O esforço analítico deste trabalho se concentra nessa torção: a forma do filme-retrato não consegue escapar do fato de que os sujeitos em quadro são fugidios e instáveis, passíveis de se desvencilharem do olhar organizador do retratista através da sua capacidade de movimento e ação livres. Identificada essa dinâmica, trataremos de observar algumas imagens de rostos tristes em filmes-retrato, para abordarmos as seguintes questões: de que formas a expressão das emoções (da tristeza) aparece no filme-retrato, e como opera nessa forma de representação?
A tristeza, enquanto expressão, é particularmente importante, já que não são poucos os filmes-retrato em que o sujeito retratado se entristece ou chora, em determinado momento, de forma repentina e inesperada. A tristeza, nesse sentido, constitui crise, ruptura e desestabilização de um determinado status quo. Ela traz à tona aquilo de inevitável que há na afetividade humana: as emoções devem ser expressas, e o fazem materializando-se no corpo através de atos, movimentos de fato. Georges Didi-Huberman ilustra bem essa proposição, ao questionar: “uma emoção não seria uma e-moção, quer dizer, uma moção, um movimento que consiste em nos pôr para fora (e-, ex) de nós mesmos?” (2016, p. 24-26).
Que obras compõem o trajeto reflexivo deste trabalho? Utilizaremos o dispositivo analítico das constelações fílmicas (SOUTO, 2020) para dar conta de um conjunto de filmes díspares que compartilham o elemento comum de constituírem investidas retratistas. A tristeza, expressa em cada uma dessas obras, tem um papel determinante na constituição dos sujeitos retratados. Um grupo de cinco filmes e uma obra em vídeo compõe a constelação: o Screen Test de Anne Buchanan (Andy Warhol, 1964-66); o longa-metragem Portrait of Jason (Shirley Clarke, 1967); o longa Les hautes solitudes (Philippe Garrel, 1974); os longas Cavalo Dinheiro e Vitalina Varela (Pedro Costa, 2014 e 2019); e a instalação em vídeo Man of Sorrows (Bill Viola, 2001).
Nesse conjunto, é perceptível a diversidade de formas e de estratégias estilísticas que constituem a tentativa do retrato filmado. Também é notório que, em cada uma das obras, a relação entre retratado/a e retratista se dá de acordo com dinâmicas de representação distintas. Os filmes de Pedro Costa apostam na imobilidade e na pose dos retratados para compor um quadro de suas existências.

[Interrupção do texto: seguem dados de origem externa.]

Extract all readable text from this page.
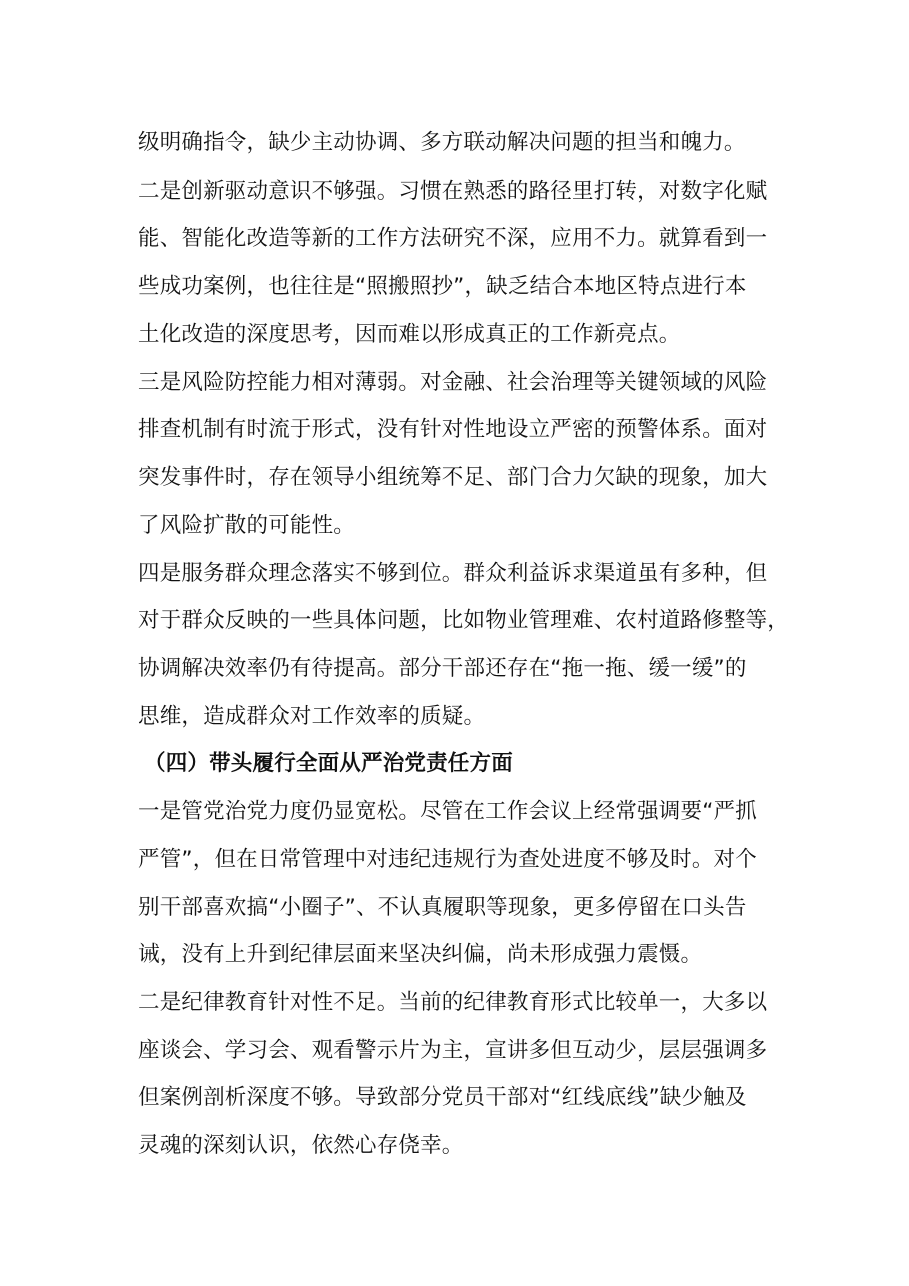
级明确指令，缺少主动协调、多方联动解决问题的担当和魄力。
二是创新驱动意识不够强。习惯在熟悉的路径里打转，对数字化赋
能、智能化改造等新的工作方法研究不深，应用不力。就算看到一
些成功案例，也往往是“照搬照抄”，缺乏结合本地区特点进行本
土化改造的深度思考，因而难以形成真正的工作新亮点。
三是风险防控能力相对薄弱。对金融、社会治理等关键领域的风险
排查机制有时流于形式，没有针对性地设立严密的预警体系。面对
突发事件时，存在领导小组统筹不足、部门合力欠缺的现象，加大
了风险扩散的可能性。
四是服务群众理念落实不够到位。群众利益诉求渠道虽有多种，但
对于群众反映的一些具体问题，比如物业管理难、农村道路修整等，
协调解决效率仍有待提高。部分干部还存在“拖一拖、缓一缓”的
思维，造成群众对工作效率的质疑。
（四）带头履行全面从严治党责任方面
一是管党治党力度仍显宽松。尽管在工作会议上经常强调要“严抓
严管”，但在日常管理中对违纪违规行为查处进度不够及时。对个
别干部喜欢搞“小圈子”、不认真履职等现象，更多停留在口头告
诫，没有上升到纪律层面来坚决纠偏，尚未形成强力震慑。
二是纪律教育针对性不足。当前的纪律教育形式比较单一，大多以
座谈会、学习会、观看警示片为主，宣讲多但互动少，层层强调多
但案例剖析深度不够。导致部分党员干部对“红线底线”缺少触及
灵魂的深刻认识，依然心存侥幸。
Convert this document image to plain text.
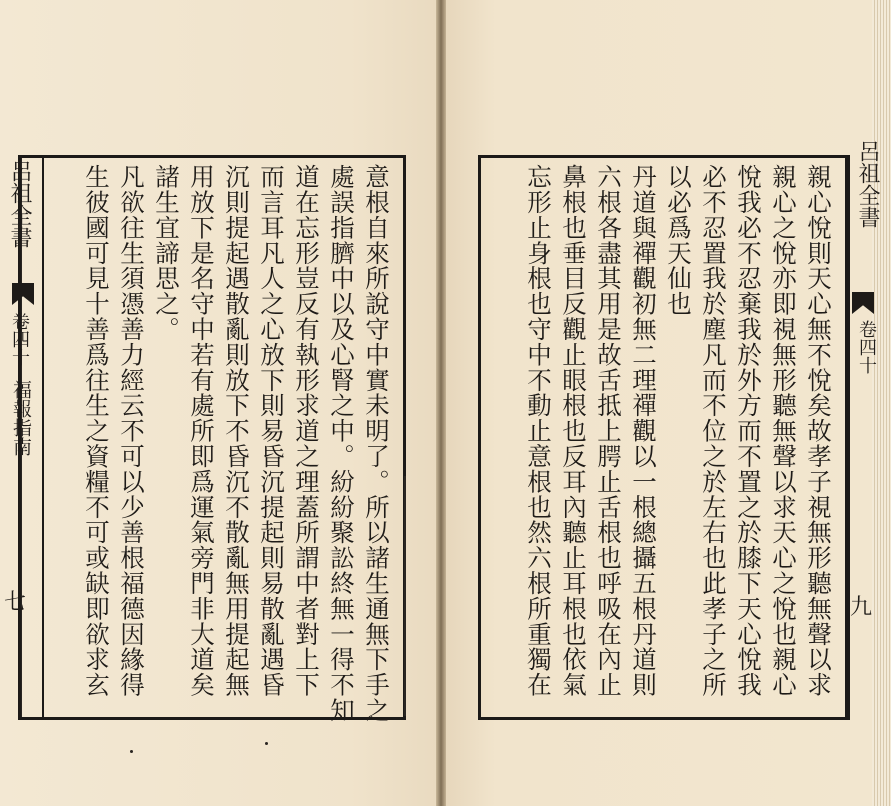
意根自來所說守中實未明了。所以諸生通無下手之
處誤指臍中以及心腎之中。紛紛聚訟終無一得不知
道在忘形豈反有執形求道之理蓋所謂中者對上下
而言耳凡人之心放下則易昏沉提起則易散亂遇昏
沉則提起遇散亂則放下不昏沉不散亂無用提起無
用放下是名守中若有處所即爲運氣旁門非大道矣
諸生宜諦思之。
凡欲往生須憑善力經云不可以少善根福德因緣得
生彼國可見十善爲往生之資糧不可或缺即欲求玄
呂祖全書
卷四十
福報指南
七	親心悅則天心無不悅矣故孝子視無形聽無聲以求
親心之悅亦即視無形聽無聲以求天心之悅也親心
悅我必不忍棄我於外方而不置之於膝下天心悅我
必不忍置我於塵凡而不位之於左右也此孝子之所
以必爲天仙也
丹道與禪觀初無二理禪觀以一根總攝五根丹道則
六根各盡其用是故舌抵上腭止舌根也呼吸在內止
鼻根也垂目反觀止眼根也反耳內聽止耳根也依氣
忘形止身根也守中不動止意根也然六根所重獨在	呂祖全書
卷四十
九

Já o filme de Philippe Garrel se apoia na efemeridade do registro e da expressão da retratada Jean Seberg, utilizando uma forma que, por vezes, remete ao filme caseiro. Em cada caso, a tristeza como fato expressivo desponta dos sujeitos em quadro, lembrando-nos da emoção enquanto elemento fundamental do existir humano e como parte integrante, inevitável, da estética do filme-retrato.
Bibliografia
- AUMONT, Jacques. El rostro en el cine. Buenos Aires: Paidós Ibérica, S. A., 1998.
BRILLIANT, Richard. Portraiture. Londres: Reaktion Books Ltd, 2008.
COURTINE, Jean-Jacques; HAROCHE, Claudine. História do rosto – Exprimir e calar as emoções. Tradução de Marcus Penchel. Rio de Janeiro: Editora Vozes, 2016.
DIDI-HUBERMAN, Georges. Que Emoção! Que Emoção? Tradução de Cecília Ciscato. São Paulo: Editora 34, 2016.
DOANE, Mary Ann. Bigger Than Life – The close-up and scale in the cinema. Durham e Londres: Duke University Press, 2021.
OLIVEIRA JÚNIOR, Luiz Carlos. Retratos em movimento. ARS, São Paulo. v. 15, n. 31, p. 183-208, 2017.
RIBEIRO, Eunice. Poéticas do Retrato – o desgaste das figuras. Diacrítica, ciências da Literatura, Braga. n. 22/3, p. 265-322, 2008.
SOUTO, Mariana. Constelações fílmicas: um método comparatista no cinema. Galáxia, São Paulo, n. 45, p. 153-165, set.-dez., 2020.
STEIMATSKY, Noa. The Face on Film. Oxford: Oxford University Press, 2017.